Specific Heat of a nonlinear, temperature dependent spring

[Infernorage]

Homework Statement

A nonlinear spring has a temperature dependent force law,

$F = -\frac{K}{T}(L-L_o)^3$

At a temperature $T = T_o$ and length $L = L_o$ the specific heat at a constant length is $C_L = C_o$. What is the specific heat at $T = T_o$ when the spring is stretched to length $2L_o$?

Homework Equations

The Attempt at a Solution

I am really not sure where to start. Am I supposed to use the general dU=dQ-dW equation and somehow work the spring into that using the force equation and then solve for a specific heat equation? Any advice would be great.

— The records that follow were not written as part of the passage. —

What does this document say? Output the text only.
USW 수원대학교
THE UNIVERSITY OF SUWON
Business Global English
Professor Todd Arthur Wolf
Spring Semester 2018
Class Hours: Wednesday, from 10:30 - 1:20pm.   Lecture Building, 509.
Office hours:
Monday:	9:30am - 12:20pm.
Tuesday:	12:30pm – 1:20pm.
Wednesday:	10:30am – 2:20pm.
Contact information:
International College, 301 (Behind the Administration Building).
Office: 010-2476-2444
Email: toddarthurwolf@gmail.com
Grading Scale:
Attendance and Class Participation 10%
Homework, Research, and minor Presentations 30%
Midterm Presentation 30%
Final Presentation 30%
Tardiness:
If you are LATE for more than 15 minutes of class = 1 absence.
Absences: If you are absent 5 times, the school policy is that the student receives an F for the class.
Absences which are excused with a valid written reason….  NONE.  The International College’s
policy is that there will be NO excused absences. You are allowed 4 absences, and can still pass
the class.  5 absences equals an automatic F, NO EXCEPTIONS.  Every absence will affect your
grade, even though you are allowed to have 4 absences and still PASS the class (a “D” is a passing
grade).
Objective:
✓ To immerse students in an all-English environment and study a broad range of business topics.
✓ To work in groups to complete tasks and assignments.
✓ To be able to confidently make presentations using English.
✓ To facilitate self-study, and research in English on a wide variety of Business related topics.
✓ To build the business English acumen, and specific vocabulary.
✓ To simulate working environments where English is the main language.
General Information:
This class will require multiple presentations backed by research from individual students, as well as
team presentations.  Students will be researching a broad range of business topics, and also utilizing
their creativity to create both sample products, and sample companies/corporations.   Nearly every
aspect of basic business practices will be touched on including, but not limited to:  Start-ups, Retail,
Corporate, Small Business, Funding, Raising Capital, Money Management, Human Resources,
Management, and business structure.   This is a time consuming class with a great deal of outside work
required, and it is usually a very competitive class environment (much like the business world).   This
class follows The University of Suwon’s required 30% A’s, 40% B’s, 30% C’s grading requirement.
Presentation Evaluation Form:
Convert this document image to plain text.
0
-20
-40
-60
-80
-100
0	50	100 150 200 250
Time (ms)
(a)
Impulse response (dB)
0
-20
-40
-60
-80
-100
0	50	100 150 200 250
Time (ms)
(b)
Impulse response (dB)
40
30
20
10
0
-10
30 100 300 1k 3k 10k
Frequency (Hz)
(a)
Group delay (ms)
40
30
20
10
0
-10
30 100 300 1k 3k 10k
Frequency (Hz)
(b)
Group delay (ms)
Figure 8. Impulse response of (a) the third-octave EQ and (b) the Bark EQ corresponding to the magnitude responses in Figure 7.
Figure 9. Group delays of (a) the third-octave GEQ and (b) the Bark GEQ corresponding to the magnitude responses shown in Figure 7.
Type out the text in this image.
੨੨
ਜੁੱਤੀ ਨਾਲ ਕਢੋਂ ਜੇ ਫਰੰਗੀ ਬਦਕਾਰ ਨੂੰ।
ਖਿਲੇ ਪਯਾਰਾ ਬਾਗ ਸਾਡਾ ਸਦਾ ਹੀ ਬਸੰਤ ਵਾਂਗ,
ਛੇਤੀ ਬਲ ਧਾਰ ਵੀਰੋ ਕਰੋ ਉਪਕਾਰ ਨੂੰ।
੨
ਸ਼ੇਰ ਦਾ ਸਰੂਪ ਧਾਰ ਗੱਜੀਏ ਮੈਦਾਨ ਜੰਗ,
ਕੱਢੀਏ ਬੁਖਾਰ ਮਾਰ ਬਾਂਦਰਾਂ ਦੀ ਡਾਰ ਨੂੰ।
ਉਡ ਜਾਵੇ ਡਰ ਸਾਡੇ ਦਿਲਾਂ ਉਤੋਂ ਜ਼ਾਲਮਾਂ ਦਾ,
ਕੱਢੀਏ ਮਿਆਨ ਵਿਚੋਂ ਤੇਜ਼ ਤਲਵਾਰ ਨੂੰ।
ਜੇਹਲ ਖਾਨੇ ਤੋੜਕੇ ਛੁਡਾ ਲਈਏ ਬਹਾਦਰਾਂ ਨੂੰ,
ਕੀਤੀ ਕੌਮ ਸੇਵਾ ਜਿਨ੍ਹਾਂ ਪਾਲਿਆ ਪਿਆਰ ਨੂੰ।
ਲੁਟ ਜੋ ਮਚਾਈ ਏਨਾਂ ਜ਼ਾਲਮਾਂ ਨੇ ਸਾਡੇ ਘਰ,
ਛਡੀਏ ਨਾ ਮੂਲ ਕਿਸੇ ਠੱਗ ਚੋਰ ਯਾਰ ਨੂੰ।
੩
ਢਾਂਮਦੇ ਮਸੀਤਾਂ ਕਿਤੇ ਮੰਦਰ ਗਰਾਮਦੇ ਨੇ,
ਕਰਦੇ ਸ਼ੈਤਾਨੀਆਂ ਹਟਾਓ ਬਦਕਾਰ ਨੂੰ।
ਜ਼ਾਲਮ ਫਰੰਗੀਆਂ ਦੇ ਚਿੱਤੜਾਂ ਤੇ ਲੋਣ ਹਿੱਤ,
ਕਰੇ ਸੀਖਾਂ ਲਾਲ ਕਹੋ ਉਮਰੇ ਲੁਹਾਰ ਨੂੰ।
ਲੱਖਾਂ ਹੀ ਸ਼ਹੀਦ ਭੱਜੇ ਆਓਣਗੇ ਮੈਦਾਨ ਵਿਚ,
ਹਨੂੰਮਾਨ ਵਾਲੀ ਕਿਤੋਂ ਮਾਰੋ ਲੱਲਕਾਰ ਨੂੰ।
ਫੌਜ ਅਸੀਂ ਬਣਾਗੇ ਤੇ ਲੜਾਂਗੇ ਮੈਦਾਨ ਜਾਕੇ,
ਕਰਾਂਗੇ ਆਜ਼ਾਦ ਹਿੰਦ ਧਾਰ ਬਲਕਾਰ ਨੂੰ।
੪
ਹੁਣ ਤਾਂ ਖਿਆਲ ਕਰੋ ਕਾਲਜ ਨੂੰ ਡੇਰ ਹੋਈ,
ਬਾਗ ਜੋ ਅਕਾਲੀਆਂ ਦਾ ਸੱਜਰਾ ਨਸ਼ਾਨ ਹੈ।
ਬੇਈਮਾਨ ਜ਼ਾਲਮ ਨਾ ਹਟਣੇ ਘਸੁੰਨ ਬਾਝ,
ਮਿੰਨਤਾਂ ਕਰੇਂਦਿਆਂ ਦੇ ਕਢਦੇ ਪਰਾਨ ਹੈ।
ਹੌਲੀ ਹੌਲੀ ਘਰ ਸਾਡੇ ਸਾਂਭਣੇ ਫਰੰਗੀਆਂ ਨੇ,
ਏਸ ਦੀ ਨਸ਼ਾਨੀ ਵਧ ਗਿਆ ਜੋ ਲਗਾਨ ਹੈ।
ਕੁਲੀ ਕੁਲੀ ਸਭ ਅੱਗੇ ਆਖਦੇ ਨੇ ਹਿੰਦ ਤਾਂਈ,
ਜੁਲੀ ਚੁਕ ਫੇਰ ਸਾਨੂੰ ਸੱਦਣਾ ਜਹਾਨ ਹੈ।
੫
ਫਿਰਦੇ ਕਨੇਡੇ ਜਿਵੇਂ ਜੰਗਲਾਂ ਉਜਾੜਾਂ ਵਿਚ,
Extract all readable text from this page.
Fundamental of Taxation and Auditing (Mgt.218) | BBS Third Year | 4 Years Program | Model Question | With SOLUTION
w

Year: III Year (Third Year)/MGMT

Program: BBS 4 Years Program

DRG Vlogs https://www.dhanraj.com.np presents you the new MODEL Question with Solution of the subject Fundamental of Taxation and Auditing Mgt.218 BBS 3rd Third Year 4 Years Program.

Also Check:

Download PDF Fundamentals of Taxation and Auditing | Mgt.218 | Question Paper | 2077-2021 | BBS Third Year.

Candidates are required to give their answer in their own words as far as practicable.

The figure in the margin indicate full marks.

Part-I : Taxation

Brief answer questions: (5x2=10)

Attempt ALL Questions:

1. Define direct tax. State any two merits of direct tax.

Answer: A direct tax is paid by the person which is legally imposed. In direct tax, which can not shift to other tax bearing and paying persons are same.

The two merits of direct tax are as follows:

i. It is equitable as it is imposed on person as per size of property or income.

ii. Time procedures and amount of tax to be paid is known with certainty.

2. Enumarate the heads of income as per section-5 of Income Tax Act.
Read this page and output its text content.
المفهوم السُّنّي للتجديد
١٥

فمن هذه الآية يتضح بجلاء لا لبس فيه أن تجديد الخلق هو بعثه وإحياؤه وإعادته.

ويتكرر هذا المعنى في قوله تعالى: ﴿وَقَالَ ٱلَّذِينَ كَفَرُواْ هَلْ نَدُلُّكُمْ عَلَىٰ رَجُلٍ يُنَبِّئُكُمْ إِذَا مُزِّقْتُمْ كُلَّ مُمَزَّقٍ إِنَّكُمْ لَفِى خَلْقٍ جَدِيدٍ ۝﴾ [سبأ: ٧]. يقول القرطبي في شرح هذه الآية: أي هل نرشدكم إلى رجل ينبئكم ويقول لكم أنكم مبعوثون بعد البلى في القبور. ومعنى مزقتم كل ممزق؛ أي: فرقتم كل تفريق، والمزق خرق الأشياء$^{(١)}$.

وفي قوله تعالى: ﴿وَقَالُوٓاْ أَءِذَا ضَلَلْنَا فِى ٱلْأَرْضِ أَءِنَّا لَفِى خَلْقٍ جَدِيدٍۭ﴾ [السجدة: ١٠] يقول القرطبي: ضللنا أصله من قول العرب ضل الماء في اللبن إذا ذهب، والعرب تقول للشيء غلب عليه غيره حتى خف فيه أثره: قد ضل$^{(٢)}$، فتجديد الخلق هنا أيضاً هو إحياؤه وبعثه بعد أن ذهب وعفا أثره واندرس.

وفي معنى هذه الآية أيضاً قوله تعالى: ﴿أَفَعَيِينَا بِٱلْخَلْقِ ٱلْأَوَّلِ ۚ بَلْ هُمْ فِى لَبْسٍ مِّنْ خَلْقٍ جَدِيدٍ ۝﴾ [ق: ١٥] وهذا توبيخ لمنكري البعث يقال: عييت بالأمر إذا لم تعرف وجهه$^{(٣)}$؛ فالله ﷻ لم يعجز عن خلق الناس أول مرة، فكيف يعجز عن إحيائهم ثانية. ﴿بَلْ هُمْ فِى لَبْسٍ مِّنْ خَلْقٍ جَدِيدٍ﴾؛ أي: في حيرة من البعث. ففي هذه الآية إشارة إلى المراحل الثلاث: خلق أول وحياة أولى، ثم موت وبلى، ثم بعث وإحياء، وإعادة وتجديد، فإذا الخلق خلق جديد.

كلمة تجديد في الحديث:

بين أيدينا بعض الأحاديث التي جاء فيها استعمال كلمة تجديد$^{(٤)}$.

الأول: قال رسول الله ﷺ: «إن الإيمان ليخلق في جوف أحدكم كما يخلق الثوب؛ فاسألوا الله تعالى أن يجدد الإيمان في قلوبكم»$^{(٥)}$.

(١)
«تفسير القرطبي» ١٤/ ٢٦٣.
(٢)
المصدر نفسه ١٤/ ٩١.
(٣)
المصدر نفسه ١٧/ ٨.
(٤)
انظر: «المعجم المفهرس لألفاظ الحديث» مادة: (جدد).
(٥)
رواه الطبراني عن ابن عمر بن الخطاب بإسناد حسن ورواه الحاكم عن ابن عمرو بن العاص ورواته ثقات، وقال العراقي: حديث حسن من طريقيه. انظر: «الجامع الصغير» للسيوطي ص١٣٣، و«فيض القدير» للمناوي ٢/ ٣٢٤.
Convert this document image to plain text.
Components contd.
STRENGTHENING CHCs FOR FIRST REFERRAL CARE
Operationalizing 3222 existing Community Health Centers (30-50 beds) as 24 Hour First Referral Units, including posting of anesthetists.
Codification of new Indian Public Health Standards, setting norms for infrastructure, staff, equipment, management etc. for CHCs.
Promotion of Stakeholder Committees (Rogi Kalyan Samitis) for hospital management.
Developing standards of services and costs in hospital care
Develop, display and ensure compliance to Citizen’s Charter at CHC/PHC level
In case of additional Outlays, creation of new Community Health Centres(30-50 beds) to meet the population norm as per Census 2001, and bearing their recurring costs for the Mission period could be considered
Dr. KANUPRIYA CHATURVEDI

Thanks.

 

[K space]

Since the force is the negative gradien of its potential energy, in a one dimensional case as this we can write,

$F=-\frac{dU}{dL}$ or

$U=-\int FdL$

Once obtained the potential energy, use the defenition of the heat capacity at constant length,

$C_L=(\frac{dU}{dT})_L$

With the given information you should be able to express your result in terms of $C_o$.

 

[Infernorage]

Since the force is the negative gradien of its potential energy, in a one dimensional case as this we can write,

$F=-\frac{dU}{dL}$ or

$U=-\int FdL$

Once obtained the potential energy, use the defenition of the heat capacity at constant length,

$C_L=(\frac{dU}{dT})_L$

With the given information you should be able to express your result in terms of $C_o$.

If you do that doesn't $C_L=(\frac{dU}{dT})_L$ come out to be $C_L = -\frac{K}{4T^2}(L-L_o)^4$? How can you have a negative specific heat?